My Read on What Comes Next

Three predictions, clearly labeled as speculation:

  • Google responds first. They have the margin structure and silicon ownership to cut Gemini Flash pricing aggressively. I'd expect a response within weeks, not months.
  • OpenAI leans into differentiation, not price matching. They'll emphasize GPT-5's reasoning, tool use, and multimodal capabilities rather than trying to win a race to the bottom against Chinese cost structures.
  • The mid-tier collapses.

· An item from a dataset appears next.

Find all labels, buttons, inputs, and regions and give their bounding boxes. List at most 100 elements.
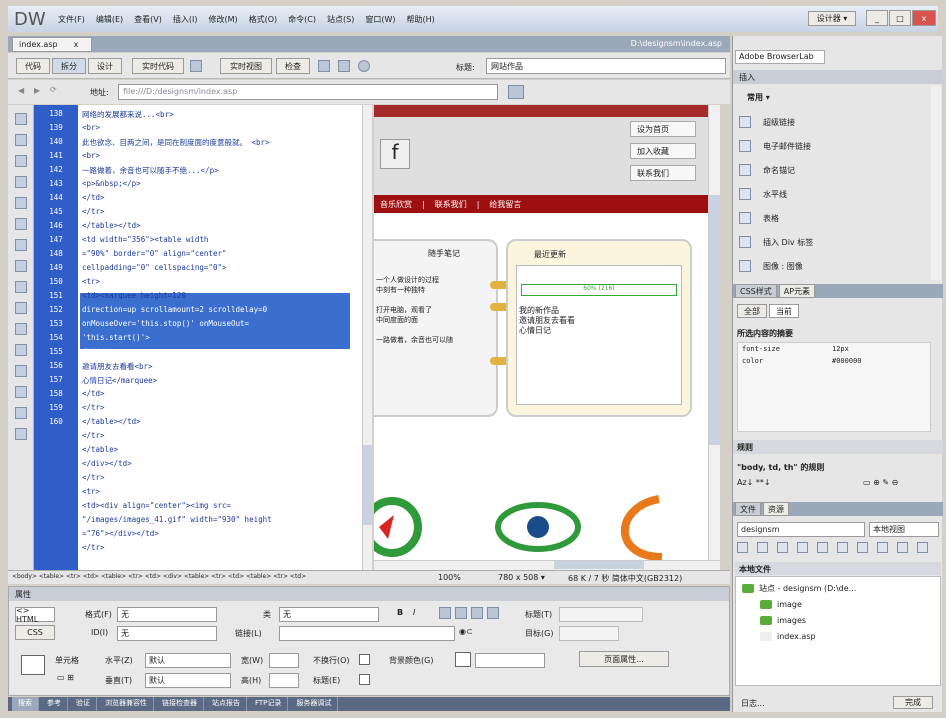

Models priced at $1–5/M input tokens without a clear capability moat become hard to justify. The market bifurcates into "cheap and good enough" (DeepSeek, Gemini Flash) and "expensive but measurably better on hard tasks" (GPT-5, Claude Opus).

For developers: the practical move is to architect your systems for model swappability. Route easy tasks to the cheapest viable model, reserve expensive calls for where you need peak performance. DeepSeek's permanent price cut just made the "cheap" tier dramatically cheaper—and made that routing strategy more important than ever.